Verschiebungen in Madrid, Kiew und Neu-Delhi
Ihr folgt in Madrid, und das kommt eher überraschend, Botschafter Heiko Thoms. Er hatte erst im Sommer auf Wunsch von Wadephul den Posten in der ukrainischen Hauptstadt Kiew übernommen, nachdem die Bundesregierung Martin Jäger von dort an die Spitze des Bundesnachrichtendienstes berufen hatte.
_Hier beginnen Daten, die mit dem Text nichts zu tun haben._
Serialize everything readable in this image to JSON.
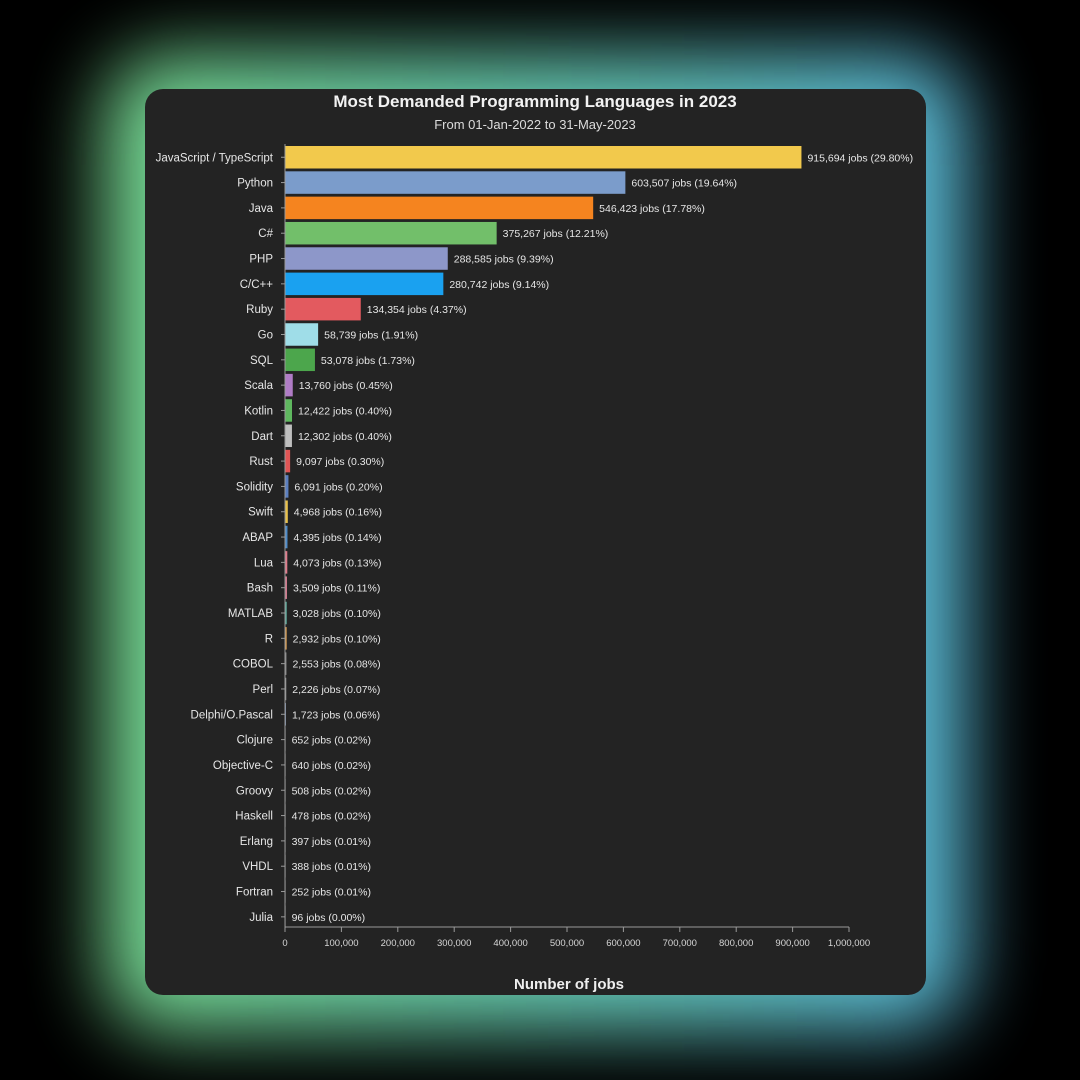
{
  "chart_data": {
    "type": "bar",
    "orientation": "horizontal",
    "title": "Most Demanded Programming Languages in 2023",
    "subtitle": "From 01-Jan-2022 to 31-May-2023",
    "xlabel": "Number of jobs",
    "ylabel": "",
    "xlim": [
      0,
      1000000
    ],
    "x_ticks": [
      0,
      100000,
      200000,
      300000,
      400000,
      500000,
      600000,
      700000,
      800000,
      900000,
      1000000
    ],
    "x_tick_labels": [
      "0",
      "100,000",
      "200,000",
      "300,000",
      "400,000",
      "500,000",
      "600,000",
      "700,000",
      "800,000",
      "900,000",
      "1,000,000"
    ],
    "grid": false,
    "categories": [
      "JavaScript / TypeScript",
      "Python",
      "Java",
      "C#",
      "PHP",
      "C/C++",
      "Ruby",
      "Go",
      "SQL",
      "Scala",
      "Kotlin",
      "Dart",
      "Rust",
      "Solidity",
      "Swift",
      "ABAP",
      "Lua",
      "Bash",
      "MATLAB",
      "R",
      "COBOL",
      "Perl",
      "Delphi/O.Pascal",
      "Clojure",
      "Objective-C",
      "Groovy",
      "Haskell",
      "Erlang",
      "VHDL",
      "Fortran",
      "Julia"
    ],
    "values": [
      915694,
      603507,
      546423,
      375267,
      288585,
      280742,
      134354,
      58739,
      53078,
      13760,
      12422,
      12302,
      9097,
      6091,
      4968,
      4395,
      4073,
      3509,
      3028,
      2932,
      2553,
      2226,
      1723,
      652,
      640,
      508,
      478,
      397,
      388,
      252,
      96
    ],
    "data_labels": [
      "915,694 jobs (29.80%)",
      "603,507 jobs (19.64%)",
      "546,423 jobs (17.78%)",
      "375,267 jobs (12.21%)",
      "288,585 jobs (9.39%)",
      "280,742 jobs (9.14%)",
      "134,354 jobs (4.37%)",
      "58,739 jobs (1.91%)",
      "53,078 jobs (1.73%)",
      "13,760 jobs (0.45%)",
      "12,422 jobs (0.40%)",
      "12,302 jobs (0.40%)",
      "9,097 jobs (0.30%)",
      "6,091 jobs (0.20%)",
      "4,968 jobs (0.16%)",
      "4,395 jobs (0.14%)",
      "4,073 jobs (0.13%)",
      "3,509 jobs (0.11%)",
      "3,028 jobs (0.10%)",
      "2,932 jobs (0.10%)",
      "2,553 jobs (0.08%)",
      "2,226 jobs (0.07%)",
      "1,723 jobs (0.06%)",
      "652 jobs (0.02%)",
      "640 jobs (0.02%)",
      "508 jobs (0.02%)",
      "478 jobs (0.02%)",
      "397 jobs (0.01%)",
      "388 jobs (0.01%)",
      "252 jobs (0.01%)",
      "96 jobs (0.00%)"
    ],
    "colors": [
      "#f2c94c",
      "#7b9ccb",
      "#f5841f",
      "#72bf6a",
      "#8d97c9",
      "#1aa1f0",
      "#e35a5f",
      "#9fdde8",
      "#4ca64c",
      "#b07cc6",
      "#5fb85f",
      "#bfbfbf",
      "#e05555",
      "#5b7fc0",
      "#e8c04a",
      "#4d8bc8",
      "#e07a8a",
      "#d47a8f",
      "#5fb0a0",
      "#e0a050",
      "#8a8a8a",
      "#9a9a9a",
      "#7a8fb0",
      "#8a8a8a",
      "#8a8a8a",
      "#8a8a8a",
      "#8a8a8a",
      "#8a8a8a",
      "#8a8a8a",
      "#8a8a8a",
      "#8a8a8a"
    ]
  }
}
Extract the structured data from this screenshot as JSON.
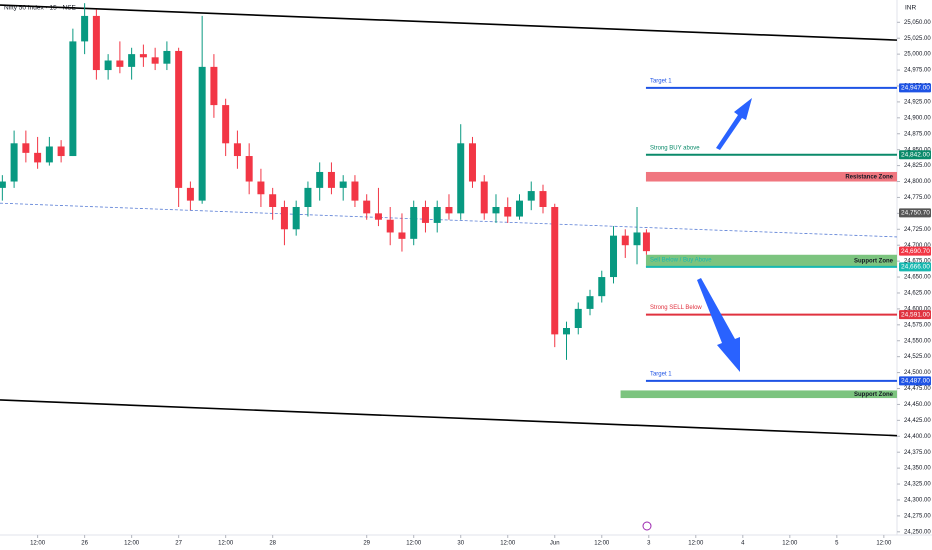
{
  "chart_data": {
    "type": "candlestick",
    "title": "Nifty 50 Index · 15 · NSE",
    "currency": "INR",
    "up_color": "#089981",
    "down_color": "#f23645",
    "x": [
      0.125,
      0.25,
      0.375,
      0.5,
      0.625,
      0.75,
      0.875,
      1.0,
      1.125,
      1.25,
      1.375,
      1.5,
      1.625,
      1.75,
      1.875,
      2.0,
      2.125,
      2.25,
      2.375,
      2.5,
      2.625,
      2.75,
      2.875,
      3.0,
      3.125,
      3.25,
      3.375,
      3.5,
      3.625,
      3.75,
      3.875,
      4.0,
      4.125,
      4.25,
      4.375,
      4.5,
      4.625,
      4.75,
      4.875,
      5.0,
      5.125,
      5.25,
      5.375,
      5.5,
      5.625,
      5.75,
      5.875,
      6.0,
      6.125,
      6.25,
      6.375,
      6.5,
      6.625,
      6.75,
      6.875,
      6.975
    ],
    "open": [
      24790,
      24800,
      24860,
      24845,
      24830,
      24855,
      24840,
      25020,
      25060,
      24975,
      24990,
      24980,
      25000,
      24995,
      24985,
      25005,
      24790,
      24770,
      24980,
      24920,
      24860,
      24840,
      24800,
      24780,
      24760,
      24725,
      24760,
      24790,
      24815,
      24790,
      24800,
      24770,
      24750,
      24740,
      24720,
      24710,
      24760,
      24735,
      24760,
      24750,
      24860,
      24800,
      24750,
      24760,
      24745,
      24770,
      24785,
      24760,
      24560,
      24570,
      24600,
      24620,
      24650,
      24715,
      24700,
      24720
    ],
    "high": [
      24810,
      24880,
      24880,
      24870,
      24870,
      24865,
      25040,
      25080,
      25070,
      25000,
      25020,
      25010,
      25015,
      25010,
      25020,
      25010,
      24800,
      25060,
      25000,
      24930,
      24880,
      24860,
      24820,
      24790,
      24770,
      24770,
      24800,
      24830,
      24830,
      24810,
      24810,
      24780,
      24790,
      24760,
      24750,
      24770,
      24770,
      24770,
      24780,
      24890,
      24870,
      24810,
      24780,
      24775,
      24780,
      24800,
      24795,
      24765,
      24580,
      24610,
      24630,
      24660,
      24730,
      24725,
      24760,
      24725
    ],
    "low": [
      24770,
      24790,
      24830,
      24820,
      24825,
      24830,
      24840,
      25000,
      24960,
      24960,
      24970,
      24960,
      24980,
      24975,
      24975,
      24760,
      24755,
      24765,
      24900,
      24840,
      24820,
      24780,
      24760,
      24740,
      24700,
      24715,
      24745,
      24770,
      24780,
      24770,
      24760,
      24740,
      24730,
      24700,
      24690,
      24700,
      24720,
      24720,
      24740,
      24740,
      24790,
      24740,
      24735,
      24735,
      24740,
      24755,
      24750,
      24540,
      24520,
      24560,
      24590,
      24610,
      24640,
      24680,
      24670,
      24685
    ],
    "close": [
      24800,
      24860,
      24845,
      24830,
      24855,
      24840,
      25020,
      25060,
      24975,
      24990,
      24980,
      25000,
      24995,
      24985,
      25005,
      24790,
      24770,
      24980,
      24920,
      24860,
      24840,
      24800,
      24780,
      24760,
      24725,
      24760,
      24790,
      24815,
      24790,
      24800,
      24770,
      24750,
      24740,
      24720,
      24710,
      24760,
      24735,
      24760,
      24750,
      24860,
      24800,
      24750,
      24760,
      24745,
      24770,
      24785,
      24760,
      24560,
      24570,
      24600,
      24620,
      24650,
      24715,
      24700,
      24720,
      24690.7
    ],
    "xlim": [
      0.1,
      9.64
    ],
    "ylim": [
      24245,
      25085
    ],
    "xticks": [
      {
        "value": 0.5,
        "label": "12:00"
      },
      {
        "value": 1,
        "label": "26"
      },
      {
        "value": 1.5,
        "label": "12:00"
      },
      {
        "value": 2,
        "label": "27"
      },
      {
        "value": 2.5,
        "label": "12:00"
      },
      {
        "value": 3,
        "label": "28"
      },
      {
        "value": 4,
        "label": "29"
      },
      {
        "value": 4.5,
        "label": "12:00"
      },
      {
        "value": 5,
        "label": "30"
      },
      {
        "value": 5.5,
        "label": "12:00"
      },
      {
        "value": 6,
        "label": "Jun"
      },
      {
        "value": 6.5,
        "label": "12:00"
      },
      {
        "value": 7,
        "label": "3"
      },
      {
        "value": 7.5,
        "label": "12:00"
      },
      {
        "value": 8,
        "label": "4"
      },
      {
        "value": 8.5,
        "label": "12:00"
      },
      {
        "value": 9,
        "label": "5"
      },
      {
        "value": 9.5,
        "label": "12:00"
      }
    ],
    "yticks": [
      {
        "value": 24250,
        "label": "24,250.00"
      },
      {
        "value": 24275,
        "label": "24,275.00"
      },
      {
        "value": 24300,
        "label": "24,300.00"
      },
      {
        "value": 24325,
        "label": "24,325.00"
      },
      {
        "value": 24350,
        "label": "24,350.00"
      },
      {
        "value": 24375,
        "label": "24,375.00"
      },
      {
        "value": 24400,
        "label": "24,400.00"
      },
      {
        "value": 24425,
        "label": "24,425.00"
      },
      {
        "value": 24450,
        "label": "24,450.00"
      },
      {
        "value": 24475,
        "label": "24,475.00"
      },
      {
        "value": 24500,
        "label": "24,500.00"
      },
      {
        "value": 24525,
        "label": "24,525.00"
      },
      {
        "value": 24550,
        "label": "24,550.00"
      },
      {
        "value": 24575,
        "label": "24,575.00"
      },
      {
        "value": 24600,
        "label": "24,600.00"
      },
      {
        "value": 24625,
        "label": "24,625.00"
      },
      {
        "value": 24650,
        "label": "24,650.00"
      },
      {
        "value": 24675,
        "label": "24,675.00"
      },
      {
        "value": 24700,
        "label": "24,700.00"
      },
      {
        "value": 24725,
        "label": "24,725.00"
      },
      {
        "value": 24750,
        "label": "24,750.00"
      },
      {
        "value": 24775,
        "label": "24,775.00"
      },
      {
        "value": 24800,
        "label": "24,800.00"
      },
      {
        "value": 24825,
        "label": "24,825.00"
      },
      {
        "value": 24850,
        "label": "24,850.00"
      },
      {
        "value": 24875,
        "label": "24,875.00"
      },
      {
        "value": 24900,
        "label": "24,900.00"
      },
      {
        "value": 24925,
        "label": "24,925.00"
      },
      {
        "value": 24950,
        "label": "24,950.00"
      },
      {
        "value": 24975,
        "label": "24,975.00"
      },
      {
        "value": 25000,
        "label": "25,000.00"
      },
      {
        "value": 25025,
        "label": "25,025.00"
      },
      {
        "value": 25050,
        "label": "25,050.00"
      }
    ],
    "trendlines": [
      {
        "x": [
          0.1,
          9.64
        ],
        "y": [
          25077,
          25022
        ],
        "color": "#000000",
        "dashed": false
      },
      {
        "x": [
          0.1,
          9.64
        ],
        "y": [
          24457,
          24401
        ],
        "color": "#000000",
        "dashed": false
      },
      {
        "x": [
          0.1,
          9.64
        ],
        "y": [
          24766,
          24713
        ],
        "color": "#5b7fd6",
        "dashed": true
      }
    ],
    "zones": [
      {
        "name": "Resistance Zone",
        "range": [
          24800,
          24815
        ],
        "x0": 6.97,
        "color": "#f0767f"
      },
      {
        "name": "Support Zone",
        "range": [
          24666,
          24685
        ],
        "x0": 6.97,
        "color": "#7cc47f"
      },
      {
        "name": "Support Zone",
        "range": [
          24460,
          24472
        ],
        "x0": 6.7,
        "color": "#7cc47f"
      }
    ],
    "levels": [
      {
        "name": "Target 1",
        "value": 24947,
        "value_label": "24,947.00",
        "x0": 6.97,
        "color": "#1e53e5"
      },
      {
        "name": "Strong BUY above",
        "value": 24842,
        "value_label": "24,842.00",
        "x0": 6.97,
        "color": "#0a8a6a"
      },
      {
        "name": "Sell Below / Buy Above",
        "value": 24666,
        "value_label": "24,666.00",
        "x0": 6.97,
        "color": "#17b8b0"
      },
      {
        "name": "Strong SELL Below",
        "value": 24591,
        "value_label": "24,591.00",
        "x0": 6.97,
        "color": "#e0323f"
      },
      {
        "name": "Target 1",
        "value": 24487,
        "value_label": "24,487.00",
        "x0": 6.97,
        "color": "#1e53e5"
      }
    ],
    "price_tags": [
      {
        "value": 24750.7,
        "label": "24,750.70",
        "color": "#555555"
      },
      {
        "value": 24690.7,
        "label": "24,690.70",
        "color": "#f23645"
      }
    ]
  }
}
Seine Nachfolge in der Ukraine steht noch nicht im Kabinett zur Entscheidung an.
Die Leitung der Botschaft Neu-Delhi zieht auch Veränderungen in der Leitungsebene des Bundesverteidigungsministeriums von Boris Pistorius nach sich: Jasper Wieck, derzeit Politischer Direktor im Bendlerblock, kehrt nach Indien zurück, wo er von 2017 bis 2020 bereits als stellvertretender Botschafter auf Posten war.
Wieck übernimmt in Indien von Philipp Ackermann, der als Botschafter nach Peking wechselt. Ackermann war unter anderem als Gesandter in Washington tätig und leitete bis zu seinem Wechsel nach Indien die Politische Abteilung 3 im Auswärtigen Amt, die politischen Beziehungen zu den Ländern des Nahen und Mittleren Osten, in Afrika und Lateinamerika zuständig ist.
Neubesetzungen in Peking und Brasilia
Seine Vorgängerin Patricia Flor wird neue deutsche Botschafterin in Brasilia. Bevor sie den Botschafterposten in China übernahm, hatte sie die Delegation der Europäischen Union in Tokio geleitet und im Auswärtigen Amt die Abteilung für Internationale Ordnung, Vereinte Nationen und Rüstungskontrolle tätig. Sie folgt auf Botschafterin Bettina Cadenbach, die regulär in den Ruhestand geht.
Aus dem Auswärtigen Amt hieß es auf Nachfrage des „Spiegel“, turnusgemäß wechselten im Auswärtigen Amt jeden Sommer zahlreiche Kollegen zum sogenannten einheitlichen Versetzungstermin die Posten, so auch eine Vielzahl von Leitern deutscher Auslandsvertretungen. Das Wiener Übereinkommen über diplomatische Beziehungen sehe vor, dass zunächst das Gastland über eine geplante Entsendung von Botschaftern zu informieren und hierzu das Einverständnis der betreffenden Gastregierung einzuholen ist. Dies entspreche auch guter diplomatischer und protokollarischer Praxis. „Um der Entscheidung des Gastlandes nicht vorzugreifen, bestätigen wir Personalien daher grundsätzlich erst nach einer Zustimmung der Gastregierung“, hieß es.